Mój samochód: C5 sedan
Poj. silnika (cm3): 2000
Paliwo: nafta
Wersja:: sedan
Rok prod.:: 2009 Pomógł: 2 razy Dołączył: 20 Gru 2015 Posty: 200 Skąd: Chełm
Wysłany: 19 Listopad 2017, 20:24
Generalnie wszystkie są na bazie nafty więc producent tutaj nie lub firma nie ma znaczenia. Jak byś wlał czystą naftę to na jedno wyjdzie.
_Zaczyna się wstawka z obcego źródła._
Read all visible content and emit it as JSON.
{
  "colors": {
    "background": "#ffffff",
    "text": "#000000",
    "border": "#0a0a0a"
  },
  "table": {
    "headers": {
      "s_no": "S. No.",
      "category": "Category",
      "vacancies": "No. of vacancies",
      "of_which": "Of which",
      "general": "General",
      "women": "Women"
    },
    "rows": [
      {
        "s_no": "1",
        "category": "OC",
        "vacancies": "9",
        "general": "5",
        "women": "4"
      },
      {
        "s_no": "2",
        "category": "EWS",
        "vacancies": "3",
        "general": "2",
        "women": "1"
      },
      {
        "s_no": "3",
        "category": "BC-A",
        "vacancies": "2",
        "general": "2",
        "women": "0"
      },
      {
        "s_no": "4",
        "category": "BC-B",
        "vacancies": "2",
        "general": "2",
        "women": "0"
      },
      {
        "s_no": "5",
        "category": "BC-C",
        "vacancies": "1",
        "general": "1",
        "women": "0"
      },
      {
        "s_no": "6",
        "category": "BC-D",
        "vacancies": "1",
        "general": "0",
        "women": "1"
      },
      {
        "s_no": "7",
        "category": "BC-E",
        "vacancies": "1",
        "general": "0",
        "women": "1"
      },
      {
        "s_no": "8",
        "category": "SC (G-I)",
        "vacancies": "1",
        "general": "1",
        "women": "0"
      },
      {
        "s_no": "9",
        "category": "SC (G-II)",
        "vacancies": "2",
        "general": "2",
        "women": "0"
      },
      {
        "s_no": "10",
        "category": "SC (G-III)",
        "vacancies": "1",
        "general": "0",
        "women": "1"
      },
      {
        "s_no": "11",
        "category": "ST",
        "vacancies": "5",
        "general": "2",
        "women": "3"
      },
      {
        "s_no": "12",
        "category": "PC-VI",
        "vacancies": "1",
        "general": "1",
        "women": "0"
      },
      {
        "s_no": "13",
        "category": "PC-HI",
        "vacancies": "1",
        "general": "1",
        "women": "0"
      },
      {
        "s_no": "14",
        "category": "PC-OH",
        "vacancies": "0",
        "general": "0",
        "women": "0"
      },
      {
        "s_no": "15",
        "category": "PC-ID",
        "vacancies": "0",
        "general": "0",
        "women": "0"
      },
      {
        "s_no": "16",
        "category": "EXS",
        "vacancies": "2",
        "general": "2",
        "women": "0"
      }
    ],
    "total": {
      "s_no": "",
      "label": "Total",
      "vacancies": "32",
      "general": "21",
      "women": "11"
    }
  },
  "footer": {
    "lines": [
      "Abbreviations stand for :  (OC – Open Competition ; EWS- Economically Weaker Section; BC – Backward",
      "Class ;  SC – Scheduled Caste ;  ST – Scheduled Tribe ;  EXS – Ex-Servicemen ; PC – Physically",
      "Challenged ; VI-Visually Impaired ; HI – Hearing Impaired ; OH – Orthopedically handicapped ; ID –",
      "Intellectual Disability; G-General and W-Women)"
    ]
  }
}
_________________ Niech moc będzie z Wami.
MMK66*
Mój samochód: C5/V50
Poj. silnika (cm3): 1997
Paliwo: Diesel
Wersja:: 136 RHR
Rok prod.:: 2005 Pomógł: 1 raz Dołączył: 06 Cze 2016 Posty: 73 Skąd: Krosno/Sanok
Wysłany: 20 Listopad 2017, 16:36
Dobry olej to lepki olej! na pewno lepkim olejem nie jest ani 10W40 ( z wyjątkami np Penrite).. czy tym bardziej olej 15W40 (choć teoretycznie też może być synt). Najlepsze i najżywotniejsze są oleje estrowe i palioestrowe i mają najdroższą bazę syntetyczną, olej 5W30 może być HC - tj hydro cracking.. łamanie długich łańcuchów wodorowych w skrócie. To że olej w butelce zdaje się być "gęsty" to nie znaczy, że między tłokiem, a cylindrem będzie dobrze smarował. HTHS to jest jeden z ważniejszych parametrów oleju, zwany lepkością przy 150st i to on powinien nadawać ton wyborom oleju..
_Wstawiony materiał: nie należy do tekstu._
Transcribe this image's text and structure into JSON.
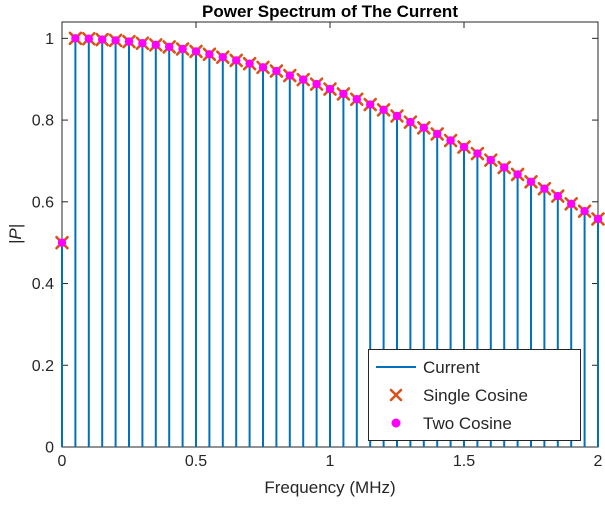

Ktoś chce ratować stary silnik ? Penrite 0W50.. a nie lać minerala, który zrywa film olejowy, jak się trochę w palnik da. Teraz jeżdżę na 5W30 - Mobila , ale ma HTHS ponad 3,5.. 0W40 do fap'ów ma 3,8 czy 3,9 nie pamiętam.. a 5W50 ma 4,4. widać który stawia największy opór, czyli dobrze przylega do ścian cylindrów.
Są oleje z HTHS poniżej 3.. ale to już raczej bym nie polecał.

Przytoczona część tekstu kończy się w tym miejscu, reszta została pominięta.